A neural network trained to play emulated games (Pokemon Yellow) using reinforcement Q learning. The model uses centered-action-colour images, where each channel (r,g,b) is ihnstead represented by the grayscale screenshot frame of the before-action-after game states.
Future states appear blue-shifted and previous states appear red-shifted when interpreted as colour channels. The green channel is the frame as the action is happening. This animation shows 5 learning episodes, with the truncation goal being set as the staircase in the right top corner.
The neural network optimizes the playthrough to minimize the number of frames taken to reach a goal. It is designed to facilitate learning a style of gameplay that is reminescent of speed runners.
Rom files (not included) are loaded with PyBoy.
pip install pyboy
The environment contains the game's state and the agent. The agent is the neural network who acts in the environment based on it's expected reward which produces a new state. Most of the flow was inspired from the Pytorch Tutorials on Train a Mario-playing RL Agent and Reinforcement Learning (DQN) Tutorial
Start off by loading the environment.
from MLn00binatorNN.environment.env import GameWrapperEnvironmentPokemon
environment = GameWrapperEnvironmentPokemon()

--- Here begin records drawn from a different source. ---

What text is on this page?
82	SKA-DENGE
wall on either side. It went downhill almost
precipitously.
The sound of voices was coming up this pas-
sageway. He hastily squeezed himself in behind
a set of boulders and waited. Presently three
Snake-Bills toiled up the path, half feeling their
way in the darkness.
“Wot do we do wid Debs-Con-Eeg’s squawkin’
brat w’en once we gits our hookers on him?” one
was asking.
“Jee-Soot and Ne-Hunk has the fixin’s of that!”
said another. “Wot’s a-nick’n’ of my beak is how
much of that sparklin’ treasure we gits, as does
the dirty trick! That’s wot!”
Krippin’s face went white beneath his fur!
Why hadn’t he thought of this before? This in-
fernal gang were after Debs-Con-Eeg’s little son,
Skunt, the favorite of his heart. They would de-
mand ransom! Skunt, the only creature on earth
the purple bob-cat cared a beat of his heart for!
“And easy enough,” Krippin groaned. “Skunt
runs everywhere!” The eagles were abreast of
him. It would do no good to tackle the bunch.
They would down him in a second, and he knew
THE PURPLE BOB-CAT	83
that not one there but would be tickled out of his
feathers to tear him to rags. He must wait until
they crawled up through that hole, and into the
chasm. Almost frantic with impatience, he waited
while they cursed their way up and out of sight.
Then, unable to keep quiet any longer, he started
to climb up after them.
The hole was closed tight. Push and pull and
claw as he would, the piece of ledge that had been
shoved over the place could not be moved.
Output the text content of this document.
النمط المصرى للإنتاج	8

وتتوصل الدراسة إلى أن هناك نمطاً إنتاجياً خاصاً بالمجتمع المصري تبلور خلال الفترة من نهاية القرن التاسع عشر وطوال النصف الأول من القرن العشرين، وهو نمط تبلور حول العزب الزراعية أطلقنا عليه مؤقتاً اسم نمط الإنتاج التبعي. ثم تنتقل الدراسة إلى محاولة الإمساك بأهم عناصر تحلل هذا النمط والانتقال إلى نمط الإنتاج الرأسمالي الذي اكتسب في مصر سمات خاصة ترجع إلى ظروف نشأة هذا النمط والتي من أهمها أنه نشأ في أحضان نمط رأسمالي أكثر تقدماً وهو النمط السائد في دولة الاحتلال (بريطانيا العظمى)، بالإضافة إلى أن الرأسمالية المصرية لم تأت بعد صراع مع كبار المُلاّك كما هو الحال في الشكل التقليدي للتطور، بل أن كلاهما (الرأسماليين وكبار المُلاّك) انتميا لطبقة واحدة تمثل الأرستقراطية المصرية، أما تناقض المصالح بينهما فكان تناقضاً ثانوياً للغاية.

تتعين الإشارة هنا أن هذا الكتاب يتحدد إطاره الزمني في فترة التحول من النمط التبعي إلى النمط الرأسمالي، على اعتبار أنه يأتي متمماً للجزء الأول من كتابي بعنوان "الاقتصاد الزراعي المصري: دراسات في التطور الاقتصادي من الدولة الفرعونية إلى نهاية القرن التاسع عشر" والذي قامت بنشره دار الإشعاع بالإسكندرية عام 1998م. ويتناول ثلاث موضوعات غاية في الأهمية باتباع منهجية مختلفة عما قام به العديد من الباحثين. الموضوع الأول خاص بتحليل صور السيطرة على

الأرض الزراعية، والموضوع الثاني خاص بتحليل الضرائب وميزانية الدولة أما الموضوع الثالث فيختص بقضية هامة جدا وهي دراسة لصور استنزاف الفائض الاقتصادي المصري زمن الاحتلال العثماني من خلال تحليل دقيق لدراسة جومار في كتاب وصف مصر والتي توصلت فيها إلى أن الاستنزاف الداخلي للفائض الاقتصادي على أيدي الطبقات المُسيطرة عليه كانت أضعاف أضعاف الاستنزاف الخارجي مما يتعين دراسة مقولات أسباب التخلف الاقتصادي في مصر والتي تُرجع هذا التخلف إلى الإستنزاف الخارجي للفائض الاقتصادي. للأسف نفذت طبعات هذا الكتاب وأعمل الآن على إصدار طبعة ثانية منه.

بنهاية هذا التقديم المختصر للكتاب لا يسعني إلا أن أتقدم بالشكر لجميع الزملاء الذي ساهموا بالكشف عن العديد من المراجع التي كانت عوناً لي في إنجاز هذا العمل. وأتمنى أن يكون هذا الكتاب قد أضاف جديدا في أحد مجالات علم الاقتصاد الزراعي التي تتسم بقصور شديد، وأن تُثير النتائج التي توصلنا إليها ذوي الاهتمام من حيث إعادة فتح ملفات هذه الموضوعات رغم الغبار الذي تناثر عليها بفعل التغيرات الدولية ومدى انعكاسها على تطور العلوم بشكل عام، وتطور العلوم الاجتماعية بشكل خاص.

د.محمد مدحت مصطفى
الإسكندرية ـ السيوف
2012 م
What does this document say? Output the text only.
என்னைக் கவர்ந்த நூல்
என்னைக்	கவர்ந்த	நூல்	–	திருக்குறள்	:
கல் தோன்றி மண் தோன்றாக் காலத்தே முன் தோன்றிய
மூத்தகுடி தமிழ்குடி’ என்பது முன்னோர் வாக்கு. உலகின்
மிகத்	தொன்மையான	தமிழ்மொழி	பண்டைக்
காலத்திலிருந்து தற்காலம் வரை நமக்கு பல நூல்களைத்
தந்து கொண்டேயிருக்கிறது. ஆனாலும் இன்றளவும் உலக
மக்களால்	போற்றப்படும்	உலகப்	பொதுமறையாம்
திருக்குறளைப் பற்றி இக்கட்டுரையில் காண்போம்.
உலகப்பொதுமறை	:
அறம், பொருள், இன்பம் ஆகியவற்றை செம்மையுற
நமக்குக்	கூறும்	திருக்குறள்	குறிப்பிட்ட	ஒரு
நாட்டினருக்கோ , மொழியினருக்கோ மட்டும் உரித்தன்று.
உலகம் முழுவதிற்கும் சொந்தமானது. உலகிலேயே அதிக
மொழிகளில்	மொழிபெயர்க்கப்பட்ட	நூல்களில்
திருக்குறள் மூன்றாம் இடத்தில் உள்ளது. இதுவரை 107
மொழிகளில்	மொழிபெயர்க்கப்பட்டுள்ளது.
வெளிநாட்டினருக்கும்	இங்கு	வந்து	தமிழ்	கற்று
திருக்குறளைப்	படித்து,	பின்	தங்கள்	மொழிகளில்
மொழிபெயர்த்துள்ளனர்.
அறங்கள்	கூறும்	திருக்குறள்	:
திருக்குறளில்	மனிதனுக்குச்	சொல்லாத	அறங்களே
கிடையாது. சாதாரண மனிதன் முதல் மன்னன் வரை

environment.start_game(f'{GAME_PATH}', n_training_steps, train=True, save_frames=False)
Truncation states are defined using hashlib.sha256 to hash the state's flattened pixel array. This allows for the compact enumeration of state's that have been visited before.
Add these to: termination.py
Tune training loop variables in env.py
Set learning update parameters in q_agent.py
Directory variables can be set in const.py